Exit QEMU with `Ctrl-a x`.
## Testing
Five layers, all driven by xtask:
1. **Host unit tests** (`cargo xtask test`, first phase) — `cargo test
--lib` over pure-logic modules (e.g. `mem::frame`, `input::RingBuffer`).
The kernel crate is `#![cfg_attr(not(test), no_std)]` so these modules
compile against host `std` under `cargo test`.
2. **In-kernel integration tests** (`cargo xtask test`, second phase) —
each file under `kernel/tests/` is its own `no_std` + `no_main`
kernel binary (116 at last count). `cargo test --target
x86_64-unknown-none` builds each, and a custom runner (`xtask
test-runner`) wraps each compiled ELF in an ISO and boots it under
QEMU. Pass/fail comes from the `isa-debug-exit` protocol (Success =
0x20 → process 65, Failure = 0x10 → process 33). `should_panic`
inverts its panic handler to verify the panic path itself. Tests
cover memory management, scheduling, VFS, ext2, syscalls, signals,
userspace loading, fork/exec, TLS, TTY job control, and more.
Integration tests support sharding (`--shard=I/N`) for parallel CI.

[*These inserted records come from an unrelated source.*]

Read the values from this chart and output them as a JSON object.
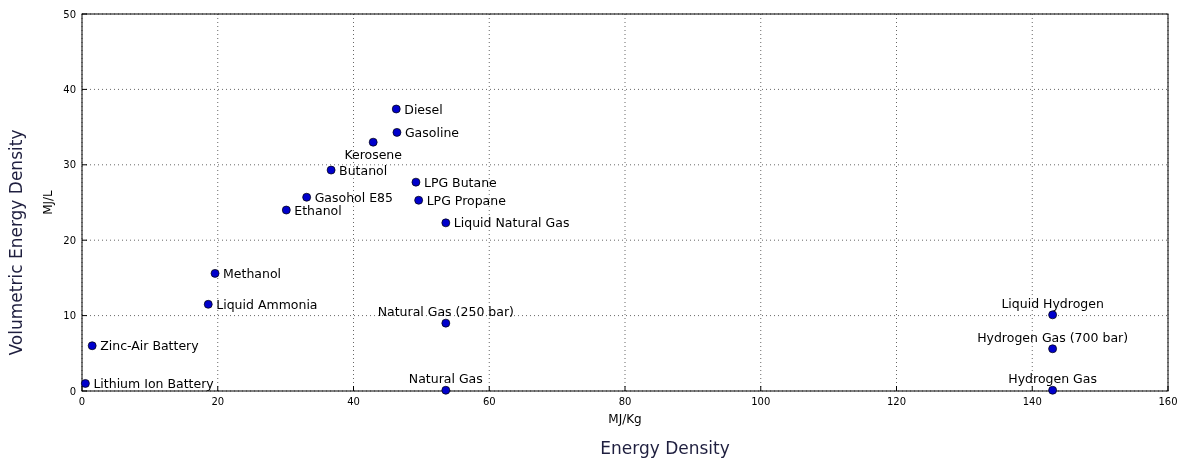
{
  "chart_data": {
    "type": "scatter",
    "xlabel": "MJ/Kg",
    "ylabel": "MJ/L",
    "x": [
      46.3,
      46.4,
      42.9,
      36.7,
      49.2,
      33.1,
      49.6,
      30.1,
      53.6,
      19.6,
      18.6,
      53.6,
      1.5,
      0.5,
      53.6,
      143.0,
      143.0,
      143.0
    ],
    "series": [
      {
        "color": "#0000cc",
        "values": [
          37.4,
          34.3,
          33.0,
          29.3,
          27.7,
          25.7,
          25.3,
          24.0,
          22.3,
          15.6,
          11.5,
          9.0,
          6.0,
          1.0,
          0.1,
          10.1,
          5.6,
          0.1
        ]
      }
    ],
    "xlim": [
      0,
      160
    ],
    "xticks": [
      0,
      20,
      40,
      60,
      80,
      100,
      120,
      140,
      160
    ],
    "ylim": [
      0,
      50
    ],
    "yticks": [
      0,
      10,
      20,
      30,
      40,
      50
    ],
    "grid": true,
    "marker": "circle",
    "annotations": [
      {
        "text": "Diesel",
        "x": 46.3,
        "y": 37.4
      },
      {
        "text": "Gasoline",
        "x": 46.4,
        "y": 34.3
      },
      {
        "text": "Kerosene",
        "x": 42.9,
        "y": 33.0
      },
      {
        "text": "Butanol",
        "x": 36.7,
        "y": 29.3
      },
      {
        "text": "LPG Butane",
        "x": 49.2,
        "y": 27.7
      },
      {
        "text": "Gasohol E85",
        "x": 33.1,
        "y": 25.7
      },
      {
        "text": "LPG Propane",
        "x": 49.6,
        "y": 25.3
      },
      {
        "text": "Ethanol",
        "x": 30.1,
        "y": 24.0
      },
      {
        "text": "Liquid Natural Gas",
        "x": 53.6,
        "y": 22.3
      },
      {
        "text": "Methanol",
        "x": 19.6,
        "y": 15.6
      },
      {
        "text": "Liquid Ammonia",
        "x": 18.6,
        "y": 11.5
      },
      {
        "text": "Natural Gas (250 bar)",
        "x": 53.6,
        "y": 9.0
      },
      {
        "text": "Zinc-Air Battery",
        "x": 1.5,
        "y": 6.0
      },
      {
        "text": "Lithium Ion Battery",
        "x": 0.5,
        "y": 1.0
      },
      {
        "text": "Natural Gas",
        "x": 53.6,
        "y": 0.1
      },
      {
        "text": "Liquid Hydrogen",
        "x": 143.0,
        "y": 10.1
      },
      {
        "text": "Hydrogen Gas (700 bar)",
        "x": 143.0,
        "y": 5.6
      },
      {
        "text": "Hydrogen Gas",
        "x": 143.0,
        "y": 0.1
      },
      "Energy Density",
      "Volumetric Energy Density"
    ]
  }
}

3. **POSIX conformance** (`cargo xtask pjdfstest`) — runs the
[pjdfstest](https://github.com/pjd/pjdfstest) suite inside the
kernel to validate filesystem syscall semantics (chmod, chown, link,
mkdir, open, rename, rmdir, symlink, truncate, unlink, utimensat).
4. **Deterministic simulation** (`cargo test -p simulator`) — a
host-side simulator (RFC 0006) replays the kernel's scheduler and
concurrency paths under deterministic seeds, turning flaky
concurrency bugs into reproducible failures. The fast suite (bounded
seed corpus, 10k ticks each) gates every PR; a nightly sweep (10k
randomized seeds × 100k ticks) explores deeper. Failing seeds are
captured as regression fixtures in `tests/seeds/regression.txt`.
5. **End-to-end smoke** (`cargo xtask smoke`) — boots the full kernel
with an ext2 root filesystem on virtio-blk, captures serial output,
and asserts on a fixed list of markers covering the entire boot
sequence: early boot, memory/paging init, ACPI/APIC/HPET/timer
bringup, block device probe, VFS mounts (`/`, `/dev`, `/tmp`),
scheduler online, userspace ELF loading, ring-3 entry, and a
fork+exec+wait round-trip from the init process. Cheap regression
lane: rename a log line and this goes red.
## License
Dual-licensed under MIT or Apache-2.0.